The Colorado Supreme Court dealt a significant blow to Democratic hopes to redraw the state’s congressional maps ahead of the 2028 election, finding that the twin ballot initiatives they had sought in order to redistrict in an off year had violated the state constitution.
The court found that the two ballot proposals violated the “single subject requirement” governing such measures in Colorado law. Democrats had sought to satisfy that mandate by submitting two separate questions — one to conduct an off-year redistricting and the other to temporarily suspend the state’s independent redistricting commission.
However, each initiative included a clause stating that it would take effect only if the other proposal were also approved by voters this November. That amounted to disqualifying evidence that the Democrats were trying to sidestep the single-subject rule, the state’s high court ruled.

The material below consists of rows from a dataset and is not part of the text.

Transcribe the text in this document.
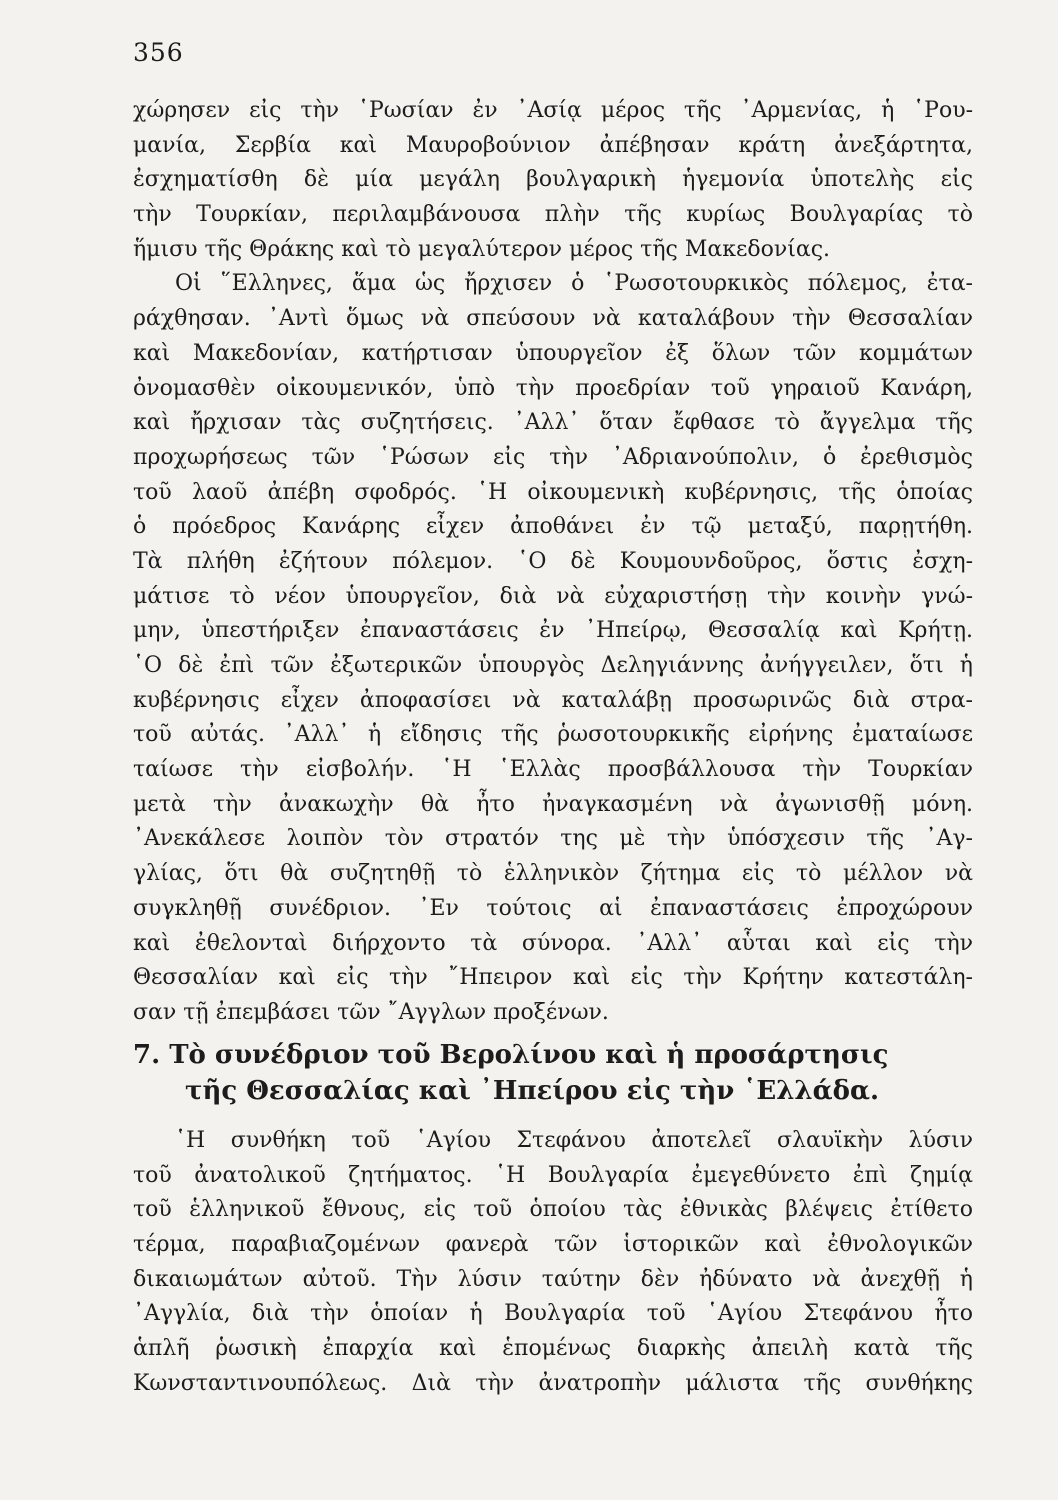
356
χώρησεν εἰς τὴν ῾Ρωσίαν ἐν ᾿Ασίᾳ μέρος τῆς ᾿Αρμενίας, ἡ ῾Ρου-
μανία, Σερβία καὶ Μαυροβούνιον ἀπέβησαν κράτη ἀνεξάρτητα,
ἐσχηματίσθη δὲ μία μεγάλη βουλγαρικὴ ἡγεμονία ὑποτελὴς εἰς
τὴν Τουρκίαν, περιλαμβάνουσα πλὴν τῆς κυρίως Βουλγαρίας τὸ
ἥμισυ τῆς Θράκης καὶ τὸ μεγαλύτερον μέρος τῆς Μακεδονίας.
Οἱ ῞Ελληνες, ἅμα ὡς ἤρχισεν ὁ ῾Ρωσοτουρκικὸς πόλεμος, ἐτα-
ράχθησαν. ᾿Αντὶ ὅμως νὰ σπεύσουν νὰ καταλάβουν τὴν Θεσσαλίαν
καὶ Μακεδονίαν, κατήρτισαν ὑπουργεῖον ἐξ ὅλων τῶν κομμάτων
ὀνομασθὲν οἰκουμενικόν, ὑπὸ τὴν προεδρίαν τοῦ γηραιοῦ Κανάρη,
καὶ ἤρχισαν τὰς συζητήσεις. ᾿Αλλ᾿ ὅταν ἔφθασε τὸ ἄγγελμα τῆς
προχωρήσεως τῶν ῾Ρώσων εἰς τὴν ᾿Αδριανούπολιν, ὁ ἐρεθισμὸς
τοῦ λαοῦ ἀπέβη σφοδρός. ῾Η οἰκουμενικὴ κυβέρνησις, τῆς ὁποίας
ὁ πρόεδρος Κανάρης εἶχεν ἀποθάνει ἐν τῷ μεταξύ, παρῃτήθη.
Τὰ πλήθη ἐζήτουν πόλεμον. ῾Ο δὲ Κουμουνδοῦρος, ὅστις ἐσχη-
μάτισε τὸ νέον ὑπουργεῖον, διὰ νὰ εὐχαριστήσῃ τὴν κοινὴν γνώ-
μην, ὑπεστήριξεν ἐπαναστάσεις ἐν ᾿Ηπείρῳ, Θεσσαλίᾳ καὶ Κρήτῃ.
῾Ο δὲ ἐπὶ τῶν ἐξωτερικῶν ὑπουργὸς Δεληγιάννης ἀνήγγειλεν, ὅτι ἡ
κυβέρνησις εἶχεν ἀποφασίσει νὰ καταλάβῃ προσωρινῶς διὰ στρα-
τοῦ αὐτάς. ᾿Αλλ᾿ ἡ εἴδησις τῆς ῥωσοτουρκικῆς εἰρήνης ἐματαίωσε
ταίωσε τὴν εἰσβολήν. ῾Η ῾Ελλὰς προσβάλλουσα τὴν Τουρκίαν
μετὰ τὴν ἀνακωχὴν θὰ ἦτο ἠναγκασμένη νὰ ἀγωνισθῇ μόνη.
᾿Ανεκάλεσε λοιπὸν τὸν στρατόν της μὲ τὴν ὑπόσχεσιν τῆς ᾿Αγ-
γλίας, ὅτι θὰ συζητηθῇ τὸ ἑλληνικὸν ζήτημα εἰς τὸ μέλλον νὰ
συγκληθῇ συνέδριον. ᾿Εν τούτοις αἱ ἐπαναστάσεις ἐπροχώρουν
καὶ ἐθελονταὶ διήρχοντο τὰ σύνορα. ᾿Αλλ᾿ αὗται καὶ εἰς τὴν
Θεσσαλίαν καὶ εἰς τὴν ῎Ηπειρον καὶ εἰς τὴν Κρήτην κατεστάλη-
σαν τῇ ἐπεμβάσει τῶν ῎Αγγλων προξένων.
7. Τὸ συνέδριον τοῦ Βερολίνου καὶ ἡ προσάρτησις
τῆς Θεσσαλίας καὶ ᾿Ηπείρου εἰς τὴν ῾Ελλάδα.
῾Η συνθήκη τοῦ ῾Αγίου Στεφάνου ἀποτελεῖ σλαυϊκὴν λύσιν
τοῦ ἀνατολικοῦ ζητήματος. ῾Η Βουλγαρία ἐμεγεθύνετο ἐπὶ ζημίᾳ
τοῦ ἑλληνικοῦ ἔθνους, εἰς τοῦ ὁποίου τὰς ἐθνικὰς βλέψεις ἐτίθετο
τέρμα, παραβιαζομένων φανερὰ τῶν ἱστορικῶν καὶ ἐθνολογικῶν
δικαιωμάτων αὐτοῦ. Τὴν λύσιν ταύτην δὲν ἠδύνατο νὰ ἀνεχθῇ ἡ
᾿Αγγλία, διὰ τὴν ὁποίαν ἡ Βουλγαρία τοῦ ῾Αγίου Στεφάνου ἦτο
ἁπλῆ ῥωσικὴ ἐπαρχία καὶ ἑπομένως διαρκὴς ἀπειλὴ κατὰ τῆς
Κωνσταντινουπόλεως. Διὰ τὴν ἀνατροπὴν μάλιστα τῆς συνθήκης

“We conclude that the result is not different and that when a measure’s effectiveness is expressly contingent on the passage of a separate and independent measure, the measure contains multiple subjects, just as if the measures were combined into one,” Justice Richard L. Gabriel wrote.

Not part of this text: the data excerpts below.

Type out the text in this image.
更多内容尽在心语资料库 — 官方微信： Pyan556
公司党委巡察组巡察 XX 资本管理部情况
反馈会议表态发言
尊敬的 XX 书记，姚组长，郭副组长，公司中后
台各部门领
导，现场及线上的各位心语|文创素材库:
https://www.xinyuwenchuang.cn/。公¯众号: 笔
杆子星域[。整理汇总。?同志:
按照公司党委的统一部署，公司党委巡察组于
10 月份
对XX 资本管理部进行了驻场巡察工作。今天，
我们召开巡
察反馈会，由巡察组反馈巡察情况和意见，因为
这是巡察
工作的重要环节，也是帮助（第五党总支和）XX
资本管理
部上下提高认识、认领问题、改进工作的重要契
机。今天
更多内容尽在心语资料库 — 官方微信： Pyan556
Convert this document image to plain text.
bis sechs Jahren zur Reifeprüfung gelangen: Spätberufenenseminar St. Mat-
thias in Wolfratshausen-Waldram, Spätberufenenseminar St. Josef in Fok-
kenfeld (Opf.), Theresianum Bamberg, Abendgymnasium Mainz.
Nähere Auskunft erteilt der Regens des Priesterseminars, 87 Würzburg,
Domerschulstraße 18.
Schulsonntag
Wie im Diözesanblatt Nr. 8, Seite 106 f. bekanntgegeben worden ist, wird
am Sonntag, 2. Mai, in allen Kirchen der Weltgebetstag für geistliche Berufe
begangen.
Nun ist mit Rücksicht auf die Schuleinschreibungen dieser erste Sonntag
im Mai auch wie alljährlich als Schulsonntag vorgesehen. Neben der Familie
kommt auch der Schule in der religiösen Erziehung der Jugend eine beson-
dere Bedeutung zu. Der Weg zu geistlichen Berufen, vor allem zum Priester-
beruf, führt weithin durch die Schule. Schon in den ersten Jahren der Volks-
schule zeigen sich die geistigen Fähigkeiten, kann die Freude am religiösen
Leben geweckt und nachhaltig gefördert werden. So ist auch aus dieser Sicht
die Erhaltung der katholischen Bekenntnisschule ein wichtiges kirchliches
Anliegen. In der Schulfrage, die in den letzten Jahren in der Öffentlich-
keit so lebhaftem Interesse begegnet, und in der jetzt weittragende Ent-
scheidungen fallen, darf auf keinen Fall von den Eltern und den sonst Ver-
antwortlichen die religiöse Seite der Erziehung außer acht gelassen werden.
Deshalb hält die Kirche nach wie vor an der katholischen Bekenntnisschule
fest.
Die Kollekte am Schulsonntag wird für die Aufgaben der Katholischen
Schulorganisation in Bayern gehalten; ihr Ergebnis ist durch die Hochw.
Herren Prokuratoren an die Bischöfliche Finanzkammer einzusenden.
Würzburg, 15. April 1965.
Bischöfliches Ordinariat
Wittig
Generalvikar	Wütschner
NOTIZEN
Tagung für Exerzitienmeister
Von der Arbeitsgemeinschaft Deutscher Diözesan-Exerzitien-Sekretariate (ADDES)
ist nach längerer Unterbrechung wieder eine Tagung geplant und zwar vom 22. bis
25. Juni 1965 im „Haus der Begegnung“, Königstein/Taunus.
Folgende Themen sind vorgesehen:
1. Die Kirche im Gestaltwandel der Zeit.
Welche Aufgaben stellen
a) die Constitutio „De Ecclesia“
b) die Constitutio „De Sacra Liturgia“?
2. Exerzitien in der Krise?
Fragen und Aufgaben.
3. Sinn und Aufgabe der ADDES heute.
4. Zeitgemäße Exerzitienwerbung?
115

The decision throws the entire redistricting effort into doubt. Democrats were already working on a tight deadline to collect the necessary signatures and get the ballot proposal before voters this November.
Colorado was one of Democrats’ top targets in the next phase of the national redistricting wars, which resulted in a flurry of redrawn maps for the 2026 midterms but have since moved on to what more can be done in time for 2028.
Democrats had hoped to draw as many as three new blue-leaning districts ahead of congressional elections in 2028. Only Virginia and New York could provide a bigger haul of newly gerrymandered seats for Democrats for the next election cycle. Without Colorado, Democrats’ plan to draw even with — or possibly ahead of — Republicans in 2028 congressional lines faces an unknown future.
“The success of this partisan attempt to sideline Coloradans from responding to Donald Trump’s unprecedented mid-decade redistricting scheme is disappointing,” said Curtis Hubbard, a spokesperson for Coloradans for a Level Playing Field. “While Trump and his MAGA allies regularly sidestep the law and ignore voters, efforts to respond have once again been dealt a legal setback over a technicality.”
Democrats now must start over to try to change state law and under an incredibly compressed timeline. To place a fresh ballot initiative before voters this November, organizers will need to obtain signatures from roughly 125,000 registered Colorado voters before Aug. 3.
Because signature gathering can be a wildly unpredictable process, the Democratic organizers had been aiming to file roughly 200,000 signatures per initiative. And they still had a ways to go: According to a legal brief filed last week, organizers had accumulated roughly 43,000 signatures per initiative.
Leaders of the redistricting effort said on Monday that it was too soon to determine whether a path forward remained.
Republicans in the state, who had challenged the proposals as unconstitutional, celebrated the decision.
“Eight years ago, Colorado voters strongly supported an independent redistricting commission,” said Scott Gessler, one of the lawyers representing the Republican challengers. “Today, the court soundly rejected the Democratic efforts to manipulate the ballot process to overturn Colorado’s nonpartisan redistricting process.”